Trois ans plus tard donc, nous sommes toujours au même point. Le premier single Too Good at Goodbyes ne laissait pas vraiment place à la surprise et à l’imagination pour la suite de l’album. Nous voici donc au début de l’album qui s’ouvre sur ce premier single. Un piano, la voix angélique et on est reparti pour 49 minutes.

Les textes sont beaucoup plus personnels que le premier opus. Sam Smith aborde des thèmes intimes: son coming-out face à son père catholique (HIM), une lettre ouverte à ses parents dans Scars, une fuite amoureuse dans Midnight Train

Mais paradoxalement, ses textes sont accompagnés par des mélodies entendues et ré-entendues. Qu’elles soient empruntées à d’autres univers comme celui de la pop ou du pop-rock, ou que l’on verse dans certains clichés de la soul, les musiques ne sortent vraiment pas de l’ordinaire. J’avais envie de chanter Creep de Radiohead sur l’intro de Midnight Train, et les guitares de Scars évoquent carrément l’ère X&Y de Coldplay. Les chansons plus tournées vers la soul de l’album sont aussi assez caricaturales: des violons sur le titre éponyme The Thrill of it All, des cœurs de gospel sur Too Good at goodbyes

Trois titres viennent tout de même relever un ensemble beau mais manquant de surprises :

  • Say It First : Un titre planant avec des percussions en rupture, résolument plus positif et lumineux dans ses paroles et sa conception.
  • Burning : Le début de ce titre dépouillé met en valeur le falsetto de Sam Smith. Finalement, c’est peut être dans la simplicité que sa voix déclenche le plus d’émotions.
  • No Peace (ft. YEBBA) : Un changement de beat et d’ambiance qui arrive à point nommé. Un titre plus dynamique et intense et de belles harmonies dans les voix.

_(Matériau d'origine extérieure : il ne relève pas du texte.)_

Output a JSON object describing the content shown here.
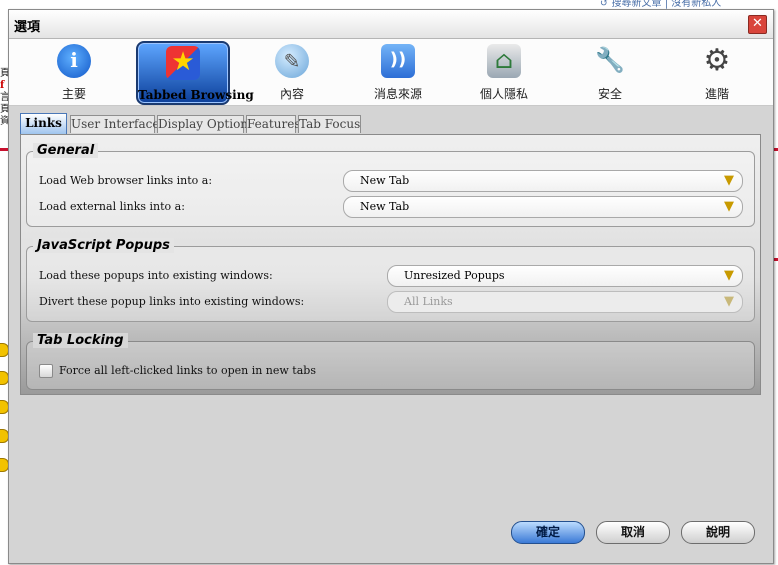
{
  "background": {
    "top_strip": "↺ 搜尋新文章 | 沒有新私人",
    "left_chars": [
      "頁",
      "f",
      "言",
      "頁",
      "資"
    ]
  },
  "dialog": {
    "title": "選項",
    "close_label": "✕"
  },
  "toolbar": {
    "items": [
      {
        "label": "主要",
        "icon": "info-icon"
      },
      {
        "label": "Tabbed Browsing",
        "icon": "tabbed-browsing-icon",
        "selected": true
      },
      {
        "label": "內容",
        "icon": "content-icon"
      },
      {
        "label": "消息來源",
        "icon": "rss-feed-icon"
      },
      {
        "label": "個人隱私",
        "icon": "privacy-icon"
      },
      {
        "label": "安全",
        "icon": "security-icon"
      },
      {
        "label": "進階",
        "icon": "advanced-gear-icon"
      }
    ]
  },
  "subtabs": [
    "Links",
    "User Interface",
    "Display Options",
    "Features",
    "Tab Focus"
  ],
  "active_subtab": "Links",
  "general": {
    "legend": "General",
    "rows": [
      {
        "label": "Load Web browser links into a:",
        "value": "New Tab"
      },
      {
        "label": "Load external links into a:",
        "value": "New Tab"
      }
    ]
  },
  "popups": {
    "legend": "JavaScript Popups",
    "rows": [
      {
        "label": "Load these popups into existing windows:",
        "value": "Unresized Popups",
        "disabled": false
      },
      {
        "label": "Divert these popup links into existing windows:",
        "value": "All Links",
        "disabled": true
      }
    ]
  },
  "locking": {
    "legend": "Tab Locking",
    "checkbox_label": "Force all left-clicked links to open in new tabs",
    "checked": false
  },
  "buttons": {
    "ok": "確定",
    "cancel": "取消",
    "help": "說明"
  },
  "colors": {
    "accent": "#2d6ed6",
    "title_close": "#d9453b"
  }
}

Too good at goodbyes, le premier single de cet album.

Conclusion: une des plus belles voix de la pop actuelle accompagnée par les mélodies les plus classiques de la pop actuelle. Cela donne un mélange beau mais moyennement intéressant, alors qu’on pouvait s’attendre à un feu d’artifice musical. L’album a vraiment du potentiel, mais il manque un élément indispensable pour en faire un excellent album.